I recently came across this essay by Henri Nouwen. I could say so many things to preface it, but I’ll simply say that I felt it was important enough to post in its entirety here. Whether you’re a parent, a child, or both, I hope it meets a need for you.
“Many of us not only have parents but also are parents. This simple truth is quite sobering because it is not unlikely that our own children will spend quite a lot of time talking to their friends, counselors, psychiatrists, and priests about us! And we tried so hard not to make the same mistakes our parents made! Still, it is quite possible that, while we may be more tolerant than our fathers or mothers, our children may be complaining that we weren’t strict enough! And it is not unthinkable that, while we were making sure that our children were free to choose their own lifestyle, religion, or career, they may be talking about us as weak characters not daring to give concrete direction!
The tragedy of our lives is that, while we suffer from the wounds afflicted on us by those who love us, we cannot avoid wounding those we want to love.
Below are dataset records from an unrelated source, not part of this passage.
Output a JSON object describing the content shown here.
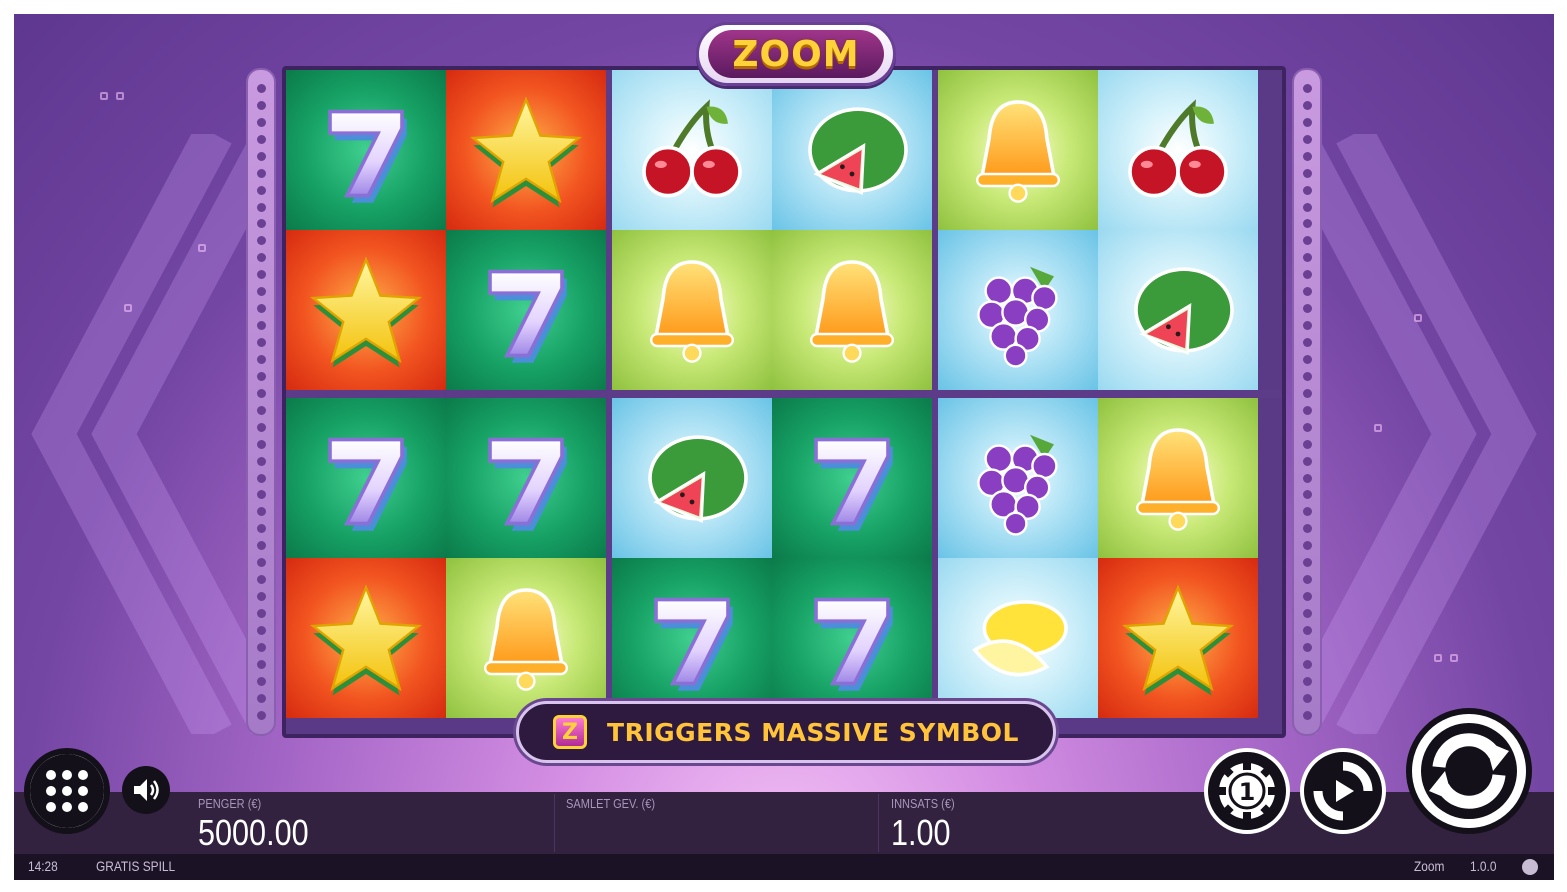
{
  "game": {
    "logo": "ZOOM",
    "banner_badge": "Z",
    "banner_text": "TRIGGERS MASSIVE SYMBOL",
    "grid": [
      [
        "seven-green",
        "star-red",
        "cherry-ltblue",
        "watermelon-blue",
        "bell-lime",
        "cherry-ltblue"
      ],
      [
        "star-red",
        "seven-green",
        "bell-lime",
        "bell-lime",
        "grapes-blue",
        "watermelon-ltblue"
      ],
      [
        "seven-green",
        "seven-green",
        "watermelon-blue",
        "seven-green",
        "grapes-blue",
        "bell-lime"
      ],
      [
        "star-red",
        "bell-lime",
        "seven-green",
        "seven-green",
        "lemon-ltblue",
        "star-red"
      ]
    ]
  },
  "hud": {
    "balance_label": "PENGER (€)",
    "balance_value": "5000.00",
    "win_label": "SAMLET GEV. (€)",
    "win_value": "",
    "bet_label": "INNSATS (€)",
    "bet_value": "1.00",
    "bet_chip_value": "1"
  },
  "status": {
    "time": "14:28",
    "mode": "GRATIS SPILL",
    "game_name": "Zoom",
    "version": "1.0.0"
  },
  "colors": {
    "accent_gold": "#ffc43a",
    "bar_bg": "#32213f",
    "frame_purple": "#5e3790"
  }
}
We so much want to love well, to care well, to understand well, but before we grow old someone will say to us, “You weren’t there for me when I most needed you; you didn’t care about what I was doing or thinking; you didn’t understand or even try to understand me.” As we hear these remarks or feel the criticisms of those we love, we come to the painful realization that—as we had to leave our father and mother, brother and sisters—they too have to leave us and find their own freedom. It is very painful to see those for whom we have given our life leave us, often in directions that fill us with fear.
It is here that we are called to believe deeply in the truth that all fatherhood and all motherhood come from God. Only God is the father and mother who can love us as we need and want to be loved. This belief, when strongly held, can free us, not only to forgive our parents, but also to let our children forgive us.”
Does this strike a chord with you as well? Do you agree with Nouwen’s essay?